20 February, 2014

Review: No Place for A Dame by Connie Brockway

Uncle. Seriously. I give up.

I’ve been trying to read Connie Brockway’s No Place For A Dame since November 1st. I think three months is enough. Why don’t I love this book? No idea. None. The setup is a science minded heroine and her non science minded man. There’s class conflict – he’s titled, she’s the daughter of an employee. Brockway is an author I generally enjoy, and yet  five seconds after I’ve set it down I forget everything about it. Are those scenes from this book? Other books? What was it about again? Oh yea.. I should… is that glitter?

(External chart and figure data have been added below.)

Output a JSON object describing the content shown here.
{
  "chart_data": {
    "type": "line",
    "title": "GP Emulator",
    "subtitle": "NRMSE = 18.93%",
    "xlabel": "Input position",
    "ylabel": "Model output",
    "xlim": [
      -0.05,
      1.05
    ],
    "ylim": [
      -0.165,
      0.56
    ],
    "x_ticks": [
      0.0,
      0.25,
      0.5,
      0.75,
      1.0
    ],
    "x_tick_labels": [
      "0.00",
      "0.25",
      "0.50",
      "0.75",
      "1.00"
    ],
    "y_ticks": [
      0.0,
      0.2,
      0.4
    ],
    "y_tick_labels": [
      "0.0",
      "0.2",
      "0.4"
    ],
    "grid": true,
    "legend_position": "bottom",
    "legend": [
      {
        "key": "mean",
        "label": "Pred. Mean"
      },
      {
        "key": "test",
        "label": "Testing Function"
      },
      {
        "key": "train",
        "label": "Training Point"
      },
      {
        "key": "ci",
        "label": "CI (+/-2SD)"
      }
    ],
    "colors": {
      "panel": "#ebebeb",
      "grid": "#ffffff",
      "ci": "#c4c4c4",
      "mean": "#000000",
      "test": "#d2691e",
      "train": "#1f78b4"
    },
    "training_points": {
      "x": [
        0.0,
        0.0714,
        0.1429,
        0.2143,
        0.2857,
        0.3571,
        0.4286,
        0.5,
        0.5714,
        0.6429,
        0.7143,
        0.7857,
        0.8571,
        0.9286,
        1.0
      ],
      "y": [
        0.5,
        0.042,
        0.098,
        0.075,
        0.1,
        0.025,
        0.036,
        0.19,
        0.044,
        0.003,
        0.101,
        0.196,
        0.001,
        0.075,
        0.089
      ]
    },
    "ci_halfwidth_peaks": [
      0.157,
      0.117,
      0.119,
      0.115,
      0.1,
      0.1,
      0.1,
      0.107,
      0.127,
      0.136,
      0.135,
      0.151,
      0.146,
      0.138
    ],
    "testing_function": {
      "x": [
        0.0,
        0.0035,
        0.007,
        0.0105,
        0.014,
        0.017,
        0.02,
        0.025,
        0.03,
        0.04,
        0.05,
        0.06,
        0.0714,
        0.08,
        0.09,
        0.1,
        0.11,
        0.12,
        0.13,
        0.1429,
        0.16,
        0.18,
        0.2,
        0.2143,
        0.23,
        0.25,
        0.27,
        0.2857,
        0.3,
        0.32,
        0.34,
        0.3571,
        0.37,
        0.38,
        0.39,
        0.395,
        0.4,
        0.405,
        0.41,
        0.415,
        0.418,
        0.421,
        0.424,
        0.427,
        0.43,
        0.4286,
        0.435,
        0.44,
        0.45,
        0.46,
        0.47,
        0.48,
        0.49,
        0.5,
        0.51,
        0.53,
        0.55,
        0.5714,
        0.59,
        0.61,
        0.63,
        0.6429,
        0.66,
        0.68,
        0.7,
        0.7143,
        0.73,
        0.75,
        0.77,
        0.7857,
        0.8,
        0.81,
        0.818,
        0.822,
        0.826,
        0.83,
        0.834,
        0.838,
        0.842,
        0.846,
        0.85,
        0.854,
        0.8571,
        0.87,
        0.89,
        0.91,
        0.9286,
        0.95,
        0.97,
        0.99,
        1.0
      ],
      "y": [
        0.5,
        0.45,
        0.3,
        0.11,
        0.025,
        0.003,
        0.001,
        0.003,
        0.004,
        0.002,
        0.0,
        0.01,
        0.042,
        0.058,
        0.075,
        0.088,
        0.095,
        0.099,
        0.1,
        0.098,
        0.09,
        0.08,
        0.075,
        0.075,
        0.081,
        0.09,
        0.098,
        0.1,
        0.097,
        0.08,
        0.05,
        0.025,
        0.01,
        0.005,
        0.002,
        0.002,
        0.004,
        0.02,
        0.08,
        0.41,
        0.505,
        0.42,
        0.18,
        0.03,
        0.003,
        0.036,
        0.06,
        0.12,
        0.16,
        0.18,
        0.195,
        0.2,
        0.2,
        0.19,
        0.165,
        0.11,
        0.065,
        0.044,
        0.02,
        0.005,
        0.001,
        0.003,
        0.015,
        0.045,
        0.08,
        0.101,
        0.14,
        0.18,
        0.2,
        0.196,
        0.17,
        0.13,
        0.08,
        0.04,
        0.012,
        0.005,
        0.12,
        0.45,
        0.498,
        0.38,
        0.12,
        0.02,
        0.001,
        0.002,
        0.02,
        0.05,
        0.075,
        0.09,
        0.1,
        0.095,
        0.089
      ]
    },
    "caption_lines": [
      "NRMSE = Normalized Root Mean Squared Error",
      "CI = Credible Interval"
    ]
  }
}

Avery Quinn, our heroine, is the daughter of (a gamekeeper?) someone who saved our hero’s dad’s life and has therefore been set up as a quasi ward. She’s been shipped out to various scientific homes to study astronomy under the greats. If Avery was overly worldly and possibly cynical it would make some sense. Instead Avery has emerged from her academic travels almost painfully naive. She is neither of her originating class nor of her adoptive one, and she seems to understand little of both. There’s a Manic Pixie Dream Girl happening here, actually. Avery is blasting into Giles life with her obsessions and her quirks to shine a light into his corners. I think. Remember, I didn’t finish it.

So Giles is charming, rich, titled and with daddy issues for days when Avery (decides? requires?) takes a trip to London so she can join the Royal Astronomical Society by cross dressing. (As you do.) There’s some reason Giles has to go along with it (or suggests it?) but he leaves her to get there solo to see if her disguise will hold. She is neither quickly unmasked nor entirely successful in her disguise. Rather than having the Magic Breasts For Binding that so many full figured heroines do, Avery find herself wearing a fat suit. She’s a Humpty Dumpty of a lad with spindly legs and arms and a youthful face. People find her odd, but not as odd as Giles being interested in the stars.

I think the point where I gave up was something to do with her wanting to see the gentleman’s club, which Giles balks at. She is trapped in the house and bored so she befriends another young man thereby ending up in a carriage crash outside the same gentleman’s club, which Giles then invites her into. His objections that were routed in principal are suddenly swept away by practicality. There’s a lot of this in the oddly titled No Place for A Dame, Avery cannot do things until suddenly she can. Things are wrong until they are not. Let’s all smash the patriarchy because science.

There’s some bit about spy cartels and missing agents and mortal enemies and Giles being in disguise and… surely in all of this there would be something for me to care about? One would think? Alas, there was not. No Place for A Dame should have been an Americana piece about the infiltration of local government during prohibition. Or something. Something other than pseudo ward / spy guardian it’s tough out here for a lady scientist in Romanceland romping. Anyway, everyone loves it but me. If egg slash is your thing, Avery’s got your suit. Go crazy.